Like now? "Kind of," she says. "If I were my own daughter, I don't know how I would accept that."
Though McDermott looks like the more conventional half of her chamber music duo with the flamboyant Salerno-Sonnenberg, the pianist actually may be more of an iconoclast. She has strong opinions about current colleagues; Leif Ove Andsnes is one of the few she looks up to. Though both Gershwin and Prokofiev left recordings of their own works, McDermott finds little inspiration in them. "They're cold," she says.
All that is part of an interpretive process that, at least with Salerno-Sonnenberg, involves more talking than playing. They'll discuss a piece at length - in a cloud of cigarette smoke, before McDermott quit - and only need to play it once, such is their instantaneous understanding.
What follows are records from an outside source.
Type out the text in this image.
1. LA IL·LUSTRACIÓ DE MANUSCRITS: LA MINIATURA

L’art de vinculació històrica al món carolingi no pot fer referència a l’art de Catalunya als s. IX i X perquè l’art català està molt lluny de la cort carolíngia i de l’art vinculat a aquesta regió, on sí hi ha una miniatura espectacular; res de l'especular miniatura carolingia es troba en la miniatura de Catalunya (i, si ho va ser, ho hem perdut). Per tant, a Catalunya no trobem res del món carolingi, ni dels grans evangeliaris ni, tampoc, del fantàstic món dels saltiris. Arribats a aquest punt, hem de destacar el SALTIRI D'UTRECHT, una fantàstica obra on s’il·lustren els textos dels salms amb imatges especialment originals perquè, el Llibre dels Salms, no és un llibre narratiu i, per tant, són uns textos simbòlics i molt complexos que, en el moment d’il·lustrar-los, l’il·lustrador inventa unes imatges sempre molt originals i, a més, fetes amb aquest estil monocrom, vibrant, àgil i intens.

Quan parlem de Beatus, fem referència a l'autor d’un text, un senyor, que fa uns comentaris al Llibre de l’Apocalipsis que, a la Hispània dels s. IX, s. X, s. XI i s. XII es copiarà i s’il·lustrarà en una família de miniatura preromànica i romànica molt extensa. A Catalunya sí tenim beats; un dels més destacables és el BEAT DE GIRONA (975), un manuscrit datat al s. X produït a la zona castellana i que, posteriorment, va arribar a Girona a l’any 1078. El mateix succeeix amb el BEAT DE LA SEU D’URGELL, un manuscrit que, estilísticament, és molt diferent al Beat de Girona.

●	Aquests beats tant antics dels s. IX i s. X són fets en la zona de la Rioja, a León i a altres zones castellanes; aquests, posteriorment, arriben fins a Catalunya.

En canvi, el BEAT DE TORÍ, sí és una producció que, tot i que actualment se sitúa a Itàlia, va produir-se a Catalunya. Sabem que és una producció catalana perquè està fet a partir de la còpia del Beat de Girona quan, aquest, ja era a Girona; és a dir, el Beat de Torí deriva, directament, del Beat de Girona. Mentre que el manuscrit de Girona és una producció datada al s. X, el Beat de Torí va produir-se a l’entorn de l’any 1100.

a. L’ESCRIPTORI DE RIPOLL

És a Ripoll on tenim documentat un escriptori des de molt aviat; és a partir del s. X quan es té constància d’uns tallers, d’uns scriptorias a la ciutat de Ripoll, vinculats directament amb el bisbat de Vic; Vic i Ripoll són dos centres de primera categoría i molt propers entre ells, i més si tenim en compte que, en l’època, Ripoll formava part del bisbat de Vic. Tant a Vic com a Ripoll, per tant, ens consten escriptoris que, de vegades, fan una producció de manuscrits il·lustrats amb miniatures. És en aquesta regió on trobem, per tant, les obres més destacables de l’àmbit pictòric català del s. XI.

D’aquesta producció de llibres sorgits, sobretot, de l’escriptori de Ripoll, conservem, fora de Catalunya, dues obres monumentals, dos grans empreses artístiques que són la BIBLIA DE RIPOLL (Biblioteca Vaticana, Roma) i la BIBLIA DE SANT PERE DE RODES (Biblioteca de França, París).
That extends to extra-musical emotional matters that can affect a performance. Salerno-Sonnenberg recalls a tour when she was having a hard time: "She carried the tour. I cannot tell you how appreciated that was. I often feel the burden is always on me, as I suppose it should be. But just knowing you are partnered with such an all-encompassing musician, and such a strong one, is a gift."
Though McDermott's career has been steady, you wonder if she has ever envied Salerno-Sonnenberg's, with its EMI recording contracts and Tonight Show appearances. Not now, she says: "Probably 98 percent of my repertoire is something I've chosen and feel passionate about. And as far as I'm concerned, there are 40 more years to come."
Still, there are periods when she loathes what comes out of her piano, no matter how much she's poured into it, and no matter how many people say she's wonderful. "You still go back to your hotel feeling bad," she says. "But inevitably, those times turn out to be periods of growth."
Isn't it also possible the performances she hates are just dandy? "That's true," she says. "But what would we be as creative people if we didn't constantly challenge what we're doing and how we're doing it?"